Stylistically I decided to concentrate primarily on portraiture, shooting very few images that alluded directly to trafficking. Contrary to everything you’re supposed to do as a photojournalist, I decided to show these images out of context hoping to create a series of images that represented a group of children rather than a group of trafficking victims.
EBT used the images in promotional material, in print and on the web. I think there was also a gallery exhibition in London and some newspaper articles. As always I feel as though a lot more could be done with the images but it would have to justify diverting time and money into media and away from more immediate concerns which is always a difficult call to make.
REP: Much of your work is presented as multi-media pieces/photo essays. Do you feel this has opened wider possibilities in story telling than just stills on their own? What in your experience are the lessons both young photographers and NGOs can learn in using multimedia to tell compelling stories?
James: Multimedia is the future of on-line story telling, without doubt. And NGOs are well ahead of editorials in realizing this (or at least budgeting for it!). For NGOs particularly it makes complete sense, the production costs needn’t be much more than traditional stills work. When I work for NGOs now I routinely produce audio, stills and moving images and, when it’s done right, I think it’s an incredibly powerful combination.

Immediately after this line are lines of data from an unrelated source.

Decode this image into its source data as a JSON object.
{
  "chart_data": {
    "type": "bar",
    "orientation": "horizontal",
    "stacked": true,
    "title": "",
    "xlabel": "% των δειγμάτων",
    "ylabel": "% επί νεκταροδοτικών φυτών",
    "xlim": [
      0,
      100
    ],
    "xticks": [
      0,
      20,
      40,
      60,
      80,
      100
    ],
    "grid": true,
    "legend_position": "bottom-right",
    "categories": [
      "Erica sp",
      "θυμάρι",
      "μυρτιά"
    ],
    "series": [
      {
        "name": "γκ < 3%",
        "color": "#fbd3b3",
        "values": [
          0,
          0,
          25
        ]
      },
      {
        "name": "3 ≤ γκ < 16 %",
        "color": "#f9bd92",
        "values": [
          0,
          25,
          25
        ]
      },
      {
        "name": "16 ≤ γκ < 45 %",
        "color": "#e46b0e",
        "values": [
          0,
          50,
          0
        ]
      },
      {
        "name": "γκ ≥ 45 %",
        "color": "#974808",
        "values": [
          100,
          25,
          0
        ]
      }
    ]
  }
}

Having said that I think the best way to tell a story is to tell it in as many ways as possible. I am starting a project in a few days on the Bajau Laut, a group of semi-nomadic ocean dwellers living off the coast of Sulawesi. For this project I will certainly produce a multimedia piece for onl-ine use but I’ll also do a traditional photo essay with a written article for print as well as a gallery exhibition of a few select images. All these formats tell the story differently and invite you to engage with the material in different ways.